By HospiMedica International staff writers
Posted on 26 Dec 2012
A biologic tunnel made of both hard and soft materials could guide the reconnection of severed nerve endings, helping nerve trauma patients regain feeling and movement.

Researchers at Pennsylvania State University (Penn State; University Park, USA) developed a novel hybrid conduit that consisted of agarose (a soft hydrogel) as an external wall, along with an internal wall made of an electrically-active conducting polymer to serve as a tunnel that guides the regrowth and reconnection of the severed nerve endings. More...
Since the hydrogel is permeable and expands in water and fluids, the expansion would collapse the tunnel and reduce the ability of the nerve endings to regenerate and connect.

To avoid tunnel collapse, the researchers added a conducting polymer, poly(3,4-ethylenedioxythiophene) (PEDOT) to the design to form a wall that can mechanically support and reinforce the hydrogel. PEDOT is a stable material that can conduct electricity to help electrical signals pass through the nerve. To make sure nutrients and oxygen would reach the regenerating nerve endings, the team created a spiral PEDOT design that maintained the structural integrity of the wall, but allowed some nutrients and air to reach the nerve. The study was published in the November 2012 issue of Advanced Healthcare Materials.

“Autografts are currently the gold standard for bridging nerve gaps. This is an operation that takes the nerve from another portion of the body-for instance-from a tendon, and then it is grafted onto the injured nerve,” said lead author Mohammad Reza Abidian, PhD, an assistant professor of biomedical engineering. “However, the operation can be painful and there are often mismatches in size between the severed nerve endings and the new grafted portion of the nerve.”

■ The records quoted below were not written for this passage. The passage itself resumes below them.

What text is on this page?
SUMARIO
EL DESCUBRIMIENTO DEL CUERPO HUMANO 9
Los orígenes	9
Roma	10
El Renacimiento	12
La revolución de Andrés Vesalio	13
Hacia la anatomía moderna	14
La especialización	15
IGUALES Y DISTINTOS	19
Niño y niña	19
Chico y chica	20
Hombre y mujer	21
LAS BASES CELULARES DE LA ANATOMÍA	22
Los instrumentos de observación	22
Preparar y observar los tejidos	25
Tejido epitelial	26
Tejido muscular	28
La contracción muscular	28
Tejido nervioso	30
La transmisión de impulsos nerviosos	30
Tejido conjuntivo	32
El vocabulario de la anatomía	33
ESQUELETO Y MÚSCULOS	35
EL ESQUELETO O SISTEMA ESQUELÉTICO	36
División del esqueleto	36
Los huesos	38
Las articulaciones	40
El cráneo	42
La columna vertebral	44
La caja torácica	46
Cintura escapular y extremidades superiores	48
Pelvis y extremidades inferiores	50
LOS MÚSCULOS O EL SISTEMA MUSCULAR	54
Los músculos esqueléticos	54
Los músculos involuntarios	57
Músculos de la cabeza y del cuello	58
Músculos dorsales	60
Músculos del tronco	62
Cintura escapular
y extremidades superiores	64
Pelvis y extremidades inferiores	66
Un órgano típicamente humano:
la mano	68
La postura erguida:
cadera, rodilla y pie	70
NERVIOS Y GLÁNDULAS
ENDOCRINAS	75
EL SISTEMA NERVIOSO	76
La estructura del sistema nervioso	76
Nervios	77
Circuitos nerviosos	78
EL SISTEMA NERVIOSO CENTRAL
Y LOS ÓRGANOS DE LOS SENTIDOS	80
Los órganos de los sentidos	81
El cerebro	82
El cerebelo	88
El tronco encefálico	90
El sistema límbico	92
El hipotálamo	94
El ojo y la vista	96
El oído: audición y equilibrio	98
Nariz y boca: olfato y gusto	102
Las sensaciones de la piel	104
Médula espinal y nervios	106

The researchers also tested the three designs--plain hydrogel, hydrogel with fully-coated PEDOT wall, and hydrogel with a partially coated PEDOT wall--by implanting the device in 10 mm nerve gaps in rats and measuring the muscle mass and strength of muscle contractions at the end of the nerves. These measurements can indicate whether the separated nerve has reconnected. They found that the spiral PEDOT design generated significantly more muscle mass than the other designs, although it did not generate as much muscle mass as an autograft, which was used as the control design in the study.